According to the US General Aviation Manufacturers Association, which has been spearheading the reorganisation, SARA plans to implement by the end of 2015 the Federal Aviation Administration's Part 23 Reorganisation Aviation Rulemaking Committee (ARC) recommendations. ARC has sought to create a regulatory environment that will contribute significantly to revitalising the health and safety of new and existing GA aircraft up to 5,700kg (12,600lb) while cutting certification costs.

"The lighter segments of GA have suffered in terms of new product ­innovation as a result of overly prescriptive and rigid rules," says Greg Bowles, GAMA's director of engineering and manufacturing and ARC co-chairman. "The reorganisation is designed to regulate the safety of GA aircraft based on requirements that are proportionate to the complexity and performance of the aircraft, rather than on existing arbitrary divisions based on weight and propulsion. The new rules should slash certification costs and will be ­relevant for the next 20 years," Bowles adds.

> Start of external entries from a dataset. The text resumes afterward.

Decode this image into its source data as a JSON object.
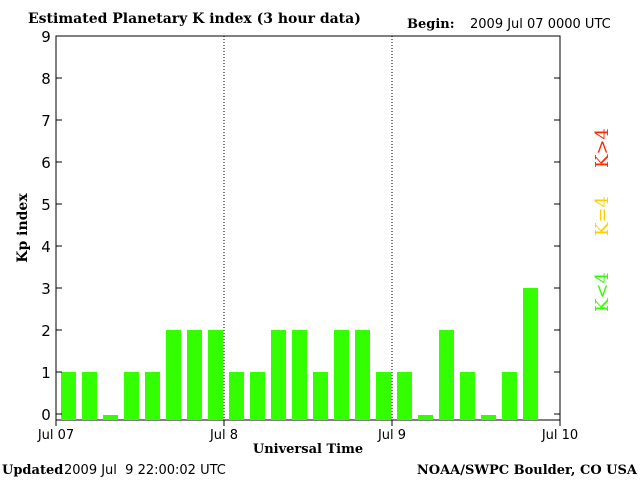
{
  "header": {
    "title": "Estimated Planetary K index (3 hour data)",
    "begin_label": "Begin:",
    "begin_value": "2009 Jul 07 0000 UTC"
  },
  "footer": {
    "updated_label": "Updated",
    "updated_value": "2009 Jul  9 22:00:02 UTC",
    "source": "NOAA/SWPC Boulder, CO USA"
  },
  "legend": [
    {
      "label": "K>4",
      "color": "#ff2a00"
    },
    {
      "label": "K=4",
      "color": "#ffd000"
    },
    {
      "label": "K<4",
      "color": "#33ff00"
    }
  ],
  "chart_data": {
    "type": "bar",
    "title": "Estimated Planetary K index (3 hour data)",
    "xlabel": "Universal Time",
    "ylabel": "Kp index",
    "ylim": [
      0,
      9
    ],
    "yticks": [
      0,
      1,
      2,
      3,
      4,
      5,
      6,
      7,
      8,
      9
    ],
    "xticks": [
      "Jul 07",
      "Jul 8",
      "Jul 9",
      "Jul 10"
    ],
    "grid": "vertical dotted day separators",
    "bar_color": "#33ff00",
    "slots_per_day": 8,
    "days": 3,
    "values": [
      1,
      1,
      0,
      1,
      1,
      2,
      2,
      2,
      1,
      1,
      2,
      2,
      1,
      2,
      2,
      1,
      1,
      0,
      2,
      1,
      0,
      1,
      3
    ]
  }
}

GAMA president Pete Bunce says given the support of "bipartisan sponsors of the bill", the FAA should now move quickly to embrace the ARC's recommendations. "These will improve safety, allow manufacturers to invest in new products, install lifesaving equipment on current aircraft and develop new products at a price point that makes sense to our customers," he says.

These updated requirements "will bring new energy to the lighter segment of the aircraft market which is anaemic right now", Bunce adds.

The ARC was formed in 2011 and comprises 150 representatives from industry and aviation authorities from across the globe. It is hoped the recommendations will be adopted worldwide, leading to a globally harmonised standard.